Amy Chua would like the U.S. to remain a tolerant nation. Her descriptions of the tolerance that was a part of the origins of the United States are valid enough. She describes the U.S. as a hyperpower, but writes,
The United States would be far truer to its own history and principles striving to be an exemplar of the world – a "city on the hill" – rather than arrogating to itself the sisyphean task of remaking societies around the world in its own image.
It is a different world from what existed at the time of the Achaemenids or the Roman Empire. The kind of empires then were different from what some people today describe loosely as empire. U.S. society is not going to be overrun by the kind of conquering armies that existed back then, civilized or tribal. The kind of conquests that existed prior to World War II are no longer likely. We have the United Nations, which grew out of the failure of those who attempted conquest during that biggest of wars. Chua mentions the United Nations:
Theoretically, the United States might ... throw itself behind a new democratic world government ruled by international institutions under international law. In this scenario, there would still be a hyperpower, but it would not be the United States; it would be the world government to which the United Sates had ceded authority.

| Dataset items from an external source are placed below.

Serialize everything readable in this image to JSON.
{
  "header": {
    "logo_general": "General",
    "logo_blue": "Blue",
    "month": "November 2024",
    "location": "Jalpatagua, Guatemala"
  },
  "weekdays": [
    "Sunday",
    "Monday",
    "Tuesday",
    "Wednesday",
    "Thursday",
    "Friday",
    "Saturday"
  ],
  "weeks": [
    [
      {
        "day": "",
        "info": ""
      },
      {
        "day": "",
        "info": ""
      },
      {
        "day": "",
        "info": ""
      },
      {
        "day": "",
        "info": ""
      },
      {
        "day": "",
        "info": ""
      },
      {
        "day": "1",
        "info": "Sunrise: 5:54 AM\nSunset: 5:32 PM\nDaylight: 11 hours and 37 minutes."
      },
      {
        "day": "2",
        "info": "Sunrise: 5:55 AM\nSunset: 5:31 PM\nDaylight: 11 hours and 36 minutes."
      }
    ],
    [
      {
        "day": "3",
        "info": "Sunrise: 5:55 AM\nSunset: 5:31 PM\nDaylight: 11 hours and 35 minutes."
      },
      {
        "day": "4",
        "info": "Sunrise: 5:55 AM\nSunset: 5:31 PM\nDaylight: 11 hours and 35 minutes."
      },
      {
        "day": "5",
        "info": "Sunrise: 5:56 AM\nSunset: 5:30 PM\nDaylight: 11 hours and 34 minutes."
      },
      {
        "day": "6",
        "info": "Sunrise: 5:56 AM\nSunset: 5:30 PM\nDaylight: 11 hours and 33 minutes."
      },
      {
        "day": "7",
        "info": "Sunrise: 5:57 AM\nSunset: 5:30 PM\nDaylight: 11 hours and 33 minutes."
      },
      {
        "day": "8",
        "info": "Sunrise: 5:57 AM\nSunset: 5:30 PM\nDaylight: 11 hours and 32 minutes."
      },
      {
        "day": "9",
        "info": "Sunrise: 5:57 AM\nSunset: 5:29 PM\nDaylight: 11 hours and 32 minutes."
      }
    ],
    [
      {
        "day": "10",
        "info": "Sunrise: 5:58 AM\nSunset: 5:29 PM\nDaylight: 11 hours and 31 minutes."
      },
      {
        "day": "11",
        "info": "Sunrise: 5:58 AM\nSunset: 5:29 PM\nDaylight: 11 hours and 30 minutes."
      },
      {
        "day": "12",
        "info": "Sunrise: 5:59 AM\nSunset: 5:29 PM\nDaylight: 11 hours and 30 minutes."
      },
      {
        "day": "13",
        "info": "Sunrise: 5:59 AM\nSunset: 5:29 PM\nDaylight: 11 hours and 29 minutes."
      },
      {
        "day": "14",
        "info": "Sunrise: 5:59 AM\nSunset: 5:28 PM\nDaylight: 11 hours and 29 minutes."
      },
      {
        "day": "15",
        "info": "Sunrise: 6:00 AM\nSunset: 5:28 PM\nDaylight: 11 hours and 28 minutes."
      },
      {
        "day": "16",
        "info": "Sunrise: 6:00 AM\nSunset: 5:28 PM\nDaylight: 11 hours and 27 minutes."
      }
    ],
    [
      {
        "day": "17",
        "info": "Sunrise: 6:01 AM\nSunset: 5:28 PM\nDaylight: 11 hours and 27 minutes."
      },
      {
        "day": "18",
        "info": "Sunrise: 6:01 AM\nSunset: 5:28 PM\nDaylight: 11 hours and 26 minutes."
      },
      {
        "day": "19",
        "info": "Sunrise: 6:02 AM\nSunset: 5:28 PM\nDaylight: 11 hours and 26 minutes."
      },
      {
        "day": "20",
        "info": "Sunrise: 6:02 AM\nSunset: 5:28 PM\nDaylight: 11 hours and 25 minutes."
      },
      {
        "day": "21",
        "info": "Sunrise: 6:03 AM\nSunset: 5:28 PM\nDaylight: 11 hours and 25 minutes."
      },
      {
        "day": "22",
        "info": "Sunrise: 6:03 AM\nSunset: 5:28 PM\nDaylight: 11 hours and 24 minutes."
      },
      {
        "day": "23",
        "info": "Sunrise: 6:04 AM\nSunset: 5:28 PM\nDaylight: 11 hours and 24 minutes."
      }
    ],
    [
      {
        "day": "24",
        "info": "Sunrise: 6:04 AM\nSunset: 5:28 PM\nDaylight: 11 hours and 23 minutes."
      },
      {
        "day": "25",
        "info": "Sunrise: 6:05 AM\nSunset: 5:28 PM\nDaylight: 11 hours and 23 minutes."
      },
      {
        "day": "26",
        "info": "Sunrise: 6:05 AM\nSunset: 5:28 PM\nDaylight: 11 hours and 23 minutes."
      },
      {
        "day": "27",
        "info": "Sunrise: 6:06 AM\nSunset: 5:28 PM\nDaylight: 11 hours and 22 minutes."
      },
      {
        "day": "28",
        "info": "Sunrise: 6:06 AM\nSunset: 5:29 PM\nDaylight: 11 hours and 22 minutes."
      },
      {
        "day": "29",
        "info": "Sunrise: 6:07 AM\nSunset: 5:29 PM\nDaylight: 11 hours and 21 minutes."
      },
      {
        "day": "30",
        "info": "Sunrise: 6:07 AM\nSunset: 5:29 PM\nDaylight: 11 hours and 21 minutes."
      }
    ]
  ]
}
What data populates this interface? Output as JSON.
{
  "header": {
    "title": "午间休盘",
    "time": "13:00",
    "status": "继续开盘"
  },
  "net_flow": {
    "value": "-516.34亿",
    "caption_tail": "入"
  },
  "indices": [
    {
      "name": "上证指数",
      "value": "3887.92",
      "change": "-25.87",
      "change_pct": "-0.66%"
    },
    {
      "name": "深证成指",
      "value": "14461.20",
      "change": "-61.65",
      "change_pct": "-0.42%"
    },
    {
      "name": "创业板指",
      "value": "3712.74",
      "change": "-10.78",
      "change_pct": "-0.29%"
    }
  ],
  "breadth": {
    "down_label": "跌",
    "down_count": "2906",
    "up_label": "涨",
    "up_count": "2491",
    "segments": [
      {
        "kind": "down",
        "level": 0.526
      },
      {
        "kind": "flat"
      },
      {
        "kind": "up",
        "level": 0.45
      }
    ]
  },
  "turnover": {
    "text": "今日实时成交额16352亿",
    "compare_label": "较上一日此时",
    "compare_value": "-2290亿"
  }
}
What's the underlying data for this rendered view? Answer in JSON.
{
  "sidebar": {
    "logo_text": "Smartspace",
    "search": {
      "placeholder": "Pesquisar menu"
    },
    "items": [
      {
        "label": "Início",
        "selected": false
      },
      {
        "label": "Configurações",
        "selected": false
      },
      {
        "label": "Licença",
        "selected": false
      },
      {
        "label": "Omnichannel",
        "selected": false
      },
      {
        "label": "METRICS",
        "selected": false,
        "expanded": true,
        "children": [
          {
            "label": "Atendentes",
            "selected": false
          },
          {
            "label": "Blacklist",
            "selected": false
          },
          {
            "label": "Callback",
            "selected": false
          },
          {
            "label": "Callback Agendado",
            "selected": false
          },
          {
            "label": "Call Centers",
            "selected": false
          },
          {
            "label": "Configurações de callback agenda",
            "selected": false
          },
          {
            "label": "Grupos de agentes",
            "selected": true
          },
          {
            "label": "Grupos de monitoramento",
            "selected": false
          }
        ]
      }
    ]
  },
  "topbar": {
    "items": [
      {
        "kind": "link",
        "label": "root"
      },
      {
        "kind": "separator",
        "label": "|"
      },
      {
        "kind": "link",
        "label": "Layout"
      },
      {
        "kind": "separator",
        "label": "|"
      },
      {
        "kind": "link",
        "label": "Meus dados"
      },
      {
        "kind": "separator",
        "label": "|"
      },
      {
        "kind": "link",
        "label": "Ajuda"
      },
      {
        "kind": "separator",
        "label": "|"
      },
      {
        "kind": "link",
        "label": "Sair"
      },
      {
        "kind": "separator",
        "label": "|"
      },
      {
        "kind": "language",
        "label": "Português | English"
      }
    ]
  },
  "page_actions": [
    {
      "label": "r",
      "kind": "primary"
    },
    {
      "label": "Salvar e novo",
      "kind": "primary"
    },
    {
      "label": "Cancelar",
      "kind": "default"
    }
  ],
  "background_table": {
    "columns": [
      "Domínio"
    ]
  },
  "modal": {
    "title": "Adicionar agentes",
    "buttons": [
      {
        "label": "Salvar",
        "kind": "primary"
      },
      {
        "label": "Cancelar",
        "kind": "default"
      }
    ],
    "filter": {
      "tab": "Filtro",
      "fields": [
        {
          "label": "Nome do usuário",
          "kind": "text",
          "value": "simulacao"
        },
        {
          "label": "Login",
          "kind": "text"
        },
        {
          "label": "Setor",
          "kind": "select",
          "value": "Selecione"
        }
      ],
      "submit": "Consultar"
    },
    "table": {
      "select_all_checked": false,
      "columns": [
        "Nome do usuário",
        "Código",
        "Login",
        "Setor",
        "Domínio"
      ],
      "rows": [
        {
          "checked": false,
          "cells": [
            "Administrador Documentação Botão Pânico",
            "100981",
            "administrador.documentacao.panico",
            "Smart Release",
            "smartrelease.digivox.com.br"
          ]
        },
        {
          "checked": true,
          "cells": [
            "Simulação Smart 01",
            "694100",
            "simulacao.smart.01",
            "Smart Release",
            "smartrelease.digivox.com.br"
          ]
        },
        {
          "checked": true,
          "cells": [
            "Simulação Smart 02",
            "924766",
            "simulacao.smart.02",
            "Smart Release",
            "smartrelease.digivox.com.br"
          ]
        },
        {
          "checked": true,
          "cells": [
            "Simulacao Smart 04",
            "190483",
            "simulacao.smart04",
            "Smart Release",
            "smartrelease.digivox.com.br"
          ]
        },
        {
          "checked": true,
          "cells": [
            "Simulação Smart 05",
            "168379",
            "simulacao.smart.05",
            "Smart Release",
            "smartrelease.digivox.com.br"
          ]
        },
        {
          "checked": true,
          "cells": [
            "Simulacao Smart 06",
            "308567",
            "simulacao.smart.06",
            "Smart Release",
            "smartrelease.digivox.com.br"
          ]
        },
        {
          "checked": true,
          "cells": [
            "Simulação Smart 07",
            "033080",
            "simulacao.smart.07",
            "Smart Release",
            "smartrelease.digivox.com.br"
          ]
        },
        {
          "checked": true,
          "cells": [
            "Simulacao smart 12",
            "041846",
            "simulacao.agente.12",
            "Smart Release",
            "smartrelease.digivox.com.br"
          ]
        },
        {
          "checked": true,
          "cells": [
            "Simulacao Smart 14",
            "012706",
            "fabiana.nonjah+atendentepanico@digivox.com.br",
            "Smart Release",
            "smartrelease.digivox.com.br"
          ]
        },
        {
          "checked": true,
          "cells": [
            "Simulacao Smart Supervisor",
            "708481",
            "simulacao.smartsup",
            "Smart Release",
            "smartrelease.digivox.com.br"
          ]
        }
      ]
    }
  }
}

The United Nations was not designed to supercede the sovereignty of its members or to prevent members from forming a coalition for armed defense. Theoretically the United States could be just one member of a combination of powers devoted to international law and military power, acting not as a hyperpower but in concert with these other nations. And rather than any decline or fall being involved, there would be economic benefit. Some of us in the United States like to think that nothing good in the world can happen unless it is initiated by us. The people elsewhere in the world are helpless children without the moral compass that we possess – a strange view given that we in the United States are made of the same human stuff as the rest of the world and have derived what we are politically from elsewhere, namely Europe.
Amy Chua and I hate the same thing. I wish I could have agreed more with her history.